What if scientists were able to forecast the spread of flu the way meteorologists forecast the weather? What if they could track the spread of the virus and predict if it has a 75 or 80 percent chance of striking ... you?
“The flu happens every year, but we still don't have a good idea of [important] factors, like who's going to be affected first, where that will happen and when exactly the peak week might be,” says Rumi Chunara, an assistant professor at the College of Global Public Health and the Department of Computer Science and Engineering at New York University.
In 2008, Google launched Flu Trends, an attempt to track the spread of influenza based on “aggregated search queries.” But the effort has had its problems and Google recently announced Flu Trends would no longer continue on its own website. Instead, Google will provide data directly to infectious disease researchers at institutions like Columbia University’s Mailman School of Public Health.
One of those Columbia researchers is Jeffrey Shaman, an associate professor of Environmental Health Sciences. He led a team that won the Centers for Disease Control and Prevention ‘Predict the Influenza Season Challenge’ last year by creating a ‘flu forecast.’ Much like a weather forecast that predicts a 70 percent chance of rain, Shaman’s models sought to predict a 70 percent chance of influenza.
Shaman says making a flu prediction requires three ingredients, just as in weather predictions.
- A ‘dynamical model’ that describes a system. For weather, this is a model that describes the dynamics and thermodynamics of the atmosphere. For flu, it’s one that describes the propagation of the pathogen through a local population.
- Specific observations. Weather forecasters use satellites, ground-based stations, balloons and other techniques to gather data. Shaman uses estimates of influenza incidence from the CDC, hospital networks, Google Flu Trends and other sources.
- Statistical methods that combine the data from from the first two ingredients. “The idea is to try to optimize the model before you make the forecast,” Shaman explains. “Because if you make a model and use it to make a forecast without informing it of what's been going on in the local populations, it does a really bad job.”
Chunara is working on the same problem, but at a more granular level. For her Go Viral study, she has developed a do-it-yourself test kit that people can use to submit samples for her research.

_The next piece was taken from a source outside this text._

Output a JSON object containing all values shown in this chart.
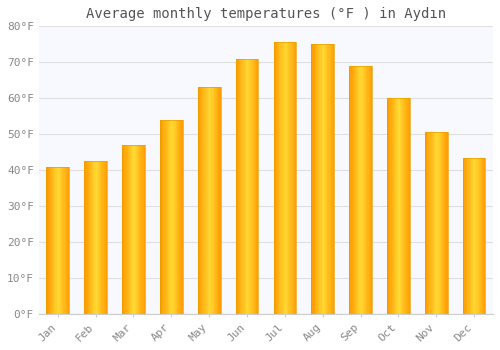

“As part of our kit, which anyone can sign up for on the website, we have two collection methods,” Chunara explains. “One is for saliva collection and one is the nasal swab. The idea is that when you get sick you can follow our instructions and in a couple minutes generate these specimens and send them to us and we can actually figure out what was causing the illness.”
Like Shaman’s work, Chunara’s is designed to track when and where illness and diseases are spreading through a community. “There are a lot of data sources that we can now get at scale, [but] we’re hoping to add a bit more specificity,” Chunara says. “The number of specimens we can process is smaller than the number of people searching on Google, but we're trying to combine these two [types of ] data sources to look at exactly where flu is around the country and when it's happening.”
“The way we surveil infectious diseases is very passive,” Shaman adds. “We can have an active surveillance system where we're going out and seeing what people have and [using] that data to improve our forecast model. ... We don't want to just say flu is going to peak in New York City or in Seattle in five weeks; we want to say there's an eighty percent chance or twenty percent chance, the same way they do it in weather prediction."
Public health officials are more likely to take action if they know there's an 80 percent chance the flu is going to peak in their area in three weeks than if they know there's a 20 percent chance, Shaman points out.
Ideally, he says, people should receive a flu forecast every night on the news. “You already get a pollen count, you already get pollution levels — why not have a local pathogen forecast?”